Older age was associated with lower rates of laparoscopy in our analyses. In women younger than 35 years, providers and patients may be highly focused on cosmetic outcomes and opt for smaller incisions with laparoscopy compared with laparotomy. Age differences in surgical route were most pronounced comparing laparoscopy with vaginal hysterectomy, irrespective of uterine prolapse as the surgical diagnosis. There was a steady decline in the likelihood of laparoscopy for each increasing age category above 34 years, with the oldest group of women 55 years or older 62% less likely to undergo laparoscopy. Increasing parity or pelvic relaxation or both with increasing age may explain these lower rates of laparoscopy compared with vaginal hysterectomy. Unfortunately, we were unable to assess these variables in the Nationwide Inpatient Sample database. In addition, younger patients might seek out younger gynecologists with less training and comfort in performing vaginal hysterectomy compared with a laparoscopic approach.11
There are several limitations to our analysis. The Nationwide Inpatient Sample is a large database that receives input from 32 state databases. Therefore, errors in coding and classification of all predictor variables are possible. In addition, the data set does not provide information on outpatient hysterectomies or physician characteristics such as specialty training, sex, surgical volume, or practice setting that may effect surgical route.12–14 Finally, there was a large amount of missing data (approximately 30%) for the race/ethnicity predictor. However, all of our models included women with missing data for this predictor in the complete case analysis, and we do not believe that missing data for race/ethnicity would be associated systematically with the outcome of interest—hysterectomy surgical route. In addition, models that excluded women with missing data for race/ethnicity were not significantly different from the complete case analyses, and the magnitude of associations we found for race/ethnicity are unlikely to be affected by possible residual confounding owing to missing data.

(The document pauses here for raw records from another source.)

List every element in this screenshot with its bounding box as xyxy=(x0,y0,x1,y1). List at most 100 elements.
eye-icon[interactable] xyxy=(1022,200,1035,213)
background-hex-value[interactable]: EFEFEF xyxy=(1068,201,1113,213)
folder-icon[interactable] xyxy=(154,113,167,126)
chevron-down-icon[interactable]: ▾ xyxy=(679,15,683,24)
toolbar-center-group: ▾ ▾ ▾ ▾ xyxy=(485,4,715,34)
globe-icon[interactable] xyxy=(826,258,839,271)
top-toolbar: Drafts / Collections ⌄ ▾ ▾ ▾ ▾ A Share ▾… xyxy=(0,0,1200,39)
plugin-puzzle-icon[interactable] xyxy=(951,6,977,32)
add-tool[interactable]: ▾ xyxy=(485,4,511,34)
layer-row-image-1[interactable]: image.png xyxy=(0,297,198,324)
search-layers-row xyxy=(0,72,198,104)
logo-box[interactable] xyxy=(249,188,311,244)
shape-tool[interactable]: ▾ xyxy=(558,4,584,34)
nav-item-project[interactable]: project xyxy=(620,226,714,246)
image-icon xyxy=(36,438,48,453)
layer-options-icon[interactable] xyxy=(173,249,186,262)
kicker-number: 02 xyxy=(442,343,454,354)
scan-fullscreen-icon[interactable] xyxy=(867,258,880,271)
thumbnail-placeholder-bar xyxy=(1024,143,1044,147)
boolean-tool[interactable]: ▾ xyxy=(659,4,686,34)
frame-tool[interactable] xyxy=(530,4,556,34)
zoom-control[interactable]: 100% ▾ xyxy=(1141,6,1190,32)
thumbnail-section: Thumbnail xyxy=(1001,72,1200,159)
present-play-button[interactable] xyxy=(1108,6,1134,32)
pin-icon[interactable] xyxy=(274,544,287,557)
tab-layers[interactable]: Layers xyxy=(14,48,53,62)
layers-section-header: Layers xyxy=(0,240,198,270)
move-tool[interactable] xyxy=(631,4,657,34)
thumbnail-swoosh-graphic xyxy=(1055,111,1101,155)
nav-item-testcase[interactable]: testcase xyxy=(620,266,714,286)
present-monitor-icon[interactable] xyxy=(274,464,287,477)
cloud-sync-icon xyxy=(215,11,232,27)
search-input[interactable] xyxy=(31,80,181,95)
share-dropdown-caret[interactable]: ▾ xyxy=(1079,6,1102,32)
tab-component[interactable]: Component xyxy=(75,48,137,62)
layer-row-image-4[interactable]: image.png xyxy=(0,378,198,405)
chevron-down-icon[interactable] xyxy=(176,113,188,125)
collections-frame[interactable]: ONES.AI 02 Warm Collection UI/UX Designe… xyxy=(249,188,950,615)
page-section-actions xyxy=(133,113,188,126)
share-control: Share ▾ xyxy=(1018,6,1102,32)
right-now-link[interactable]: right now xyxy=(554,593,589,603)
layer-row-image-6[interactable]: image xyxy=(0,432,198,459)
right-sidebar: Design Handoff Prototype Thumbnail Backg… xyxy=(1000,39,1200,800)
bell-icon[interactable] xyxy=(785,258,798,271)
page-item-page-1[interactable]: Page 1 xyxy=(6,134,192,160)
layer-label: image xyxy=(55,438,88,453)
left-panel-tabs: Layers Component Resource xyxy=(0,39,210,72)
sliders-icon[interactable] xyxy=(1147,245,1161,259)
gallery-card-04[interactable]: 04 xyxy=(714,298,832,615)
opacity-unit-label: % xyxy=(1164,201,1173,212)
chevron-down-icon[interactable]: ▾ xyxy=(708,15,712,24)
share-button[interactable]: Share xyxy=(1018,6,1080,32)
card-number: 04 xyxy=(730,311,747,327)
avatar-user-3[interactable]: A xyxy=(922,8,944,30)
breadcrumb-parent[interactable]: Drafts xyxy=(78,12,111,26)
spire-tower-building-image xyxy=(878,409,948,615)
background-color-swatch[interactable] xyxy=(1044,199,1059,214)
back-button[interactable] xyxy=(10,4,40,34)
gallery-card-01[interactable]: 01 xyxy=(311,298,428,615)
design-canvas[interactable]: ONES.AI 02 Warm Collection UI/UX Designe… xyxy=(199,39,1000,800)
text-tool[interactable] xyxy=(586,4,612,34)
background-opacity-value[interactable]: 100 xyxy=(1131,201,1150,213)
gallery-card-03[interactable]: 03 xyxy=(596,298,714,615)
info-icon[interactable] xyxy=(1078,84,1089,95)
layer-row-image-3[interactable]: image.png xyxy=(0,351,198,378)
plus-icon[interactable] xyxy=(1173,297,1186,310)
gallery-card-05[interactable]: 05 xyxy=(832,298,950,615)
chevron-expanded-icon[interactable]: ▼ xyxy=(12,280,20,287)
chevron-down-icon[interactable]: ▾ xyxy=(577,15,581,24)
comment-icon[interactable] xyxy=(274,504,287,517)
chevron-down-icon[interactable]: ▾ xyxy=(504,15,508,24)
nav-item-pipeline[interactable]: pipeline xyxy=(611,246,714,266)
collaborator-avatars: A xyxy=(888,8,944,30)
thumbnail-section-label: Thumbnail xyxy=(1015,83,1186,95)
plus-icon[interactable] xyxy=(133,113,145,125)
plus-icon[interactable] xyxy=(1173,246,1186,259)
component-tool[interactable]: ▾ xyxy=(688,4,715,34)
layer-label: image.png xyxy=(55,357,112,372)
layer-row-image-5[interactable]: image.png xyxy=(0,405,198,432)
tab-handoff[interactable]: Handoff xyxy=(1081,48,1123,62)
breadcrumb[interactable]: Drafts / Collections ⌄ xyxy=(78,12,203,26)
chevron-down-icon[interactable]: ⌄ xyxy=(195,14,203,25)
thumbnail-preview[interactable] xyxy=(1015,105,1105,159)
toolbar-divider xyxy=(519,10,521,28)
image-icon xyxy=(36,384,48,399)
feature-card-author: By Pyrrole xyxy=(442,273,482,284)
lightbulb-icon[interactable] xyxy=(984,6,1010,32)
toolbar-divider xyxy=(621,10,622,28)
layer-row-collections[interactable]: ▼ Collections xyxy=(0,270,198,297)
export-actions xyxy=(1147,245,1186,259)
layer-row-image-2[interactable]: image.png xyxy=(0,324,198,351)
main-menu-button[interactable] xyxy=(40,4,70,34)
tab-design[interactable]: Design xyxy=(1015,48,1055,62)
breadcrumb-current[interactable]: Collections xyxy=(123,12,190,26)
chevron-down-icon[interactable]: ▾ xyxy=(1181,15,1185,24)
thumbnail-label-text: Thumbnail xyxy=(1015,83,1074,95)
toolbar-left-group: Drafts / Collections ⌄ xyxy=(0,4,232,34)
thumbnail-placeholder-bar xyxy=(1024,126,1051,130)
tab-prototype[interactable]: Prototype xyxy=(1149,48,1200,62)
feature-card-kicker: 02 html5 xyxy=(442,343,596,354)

The ideal surgical approach to hysterectomy should be guided by the patient’s clinical presentation, the experience and skill of the provider, evidence-based practice, and patient preferences. Although we believe that many hysterectomy decisions incorporate this complex set of factors, our analyses indicate that there may be a nationwide bias toward decreased use of laparoscopy among hysterectomy patients who are low income, do not have private health insurance, or are part of a racial or ethnic minority group. Although the benefit of laparoscopy for performing hysterectomy is debatable, particularly compared with vaginal hysterectomy, the option of this surgical approach should be readily available for appropriately selected patients. Further research is needed to better understand the etiology of these significant variations in nationwide laparoscopy practice.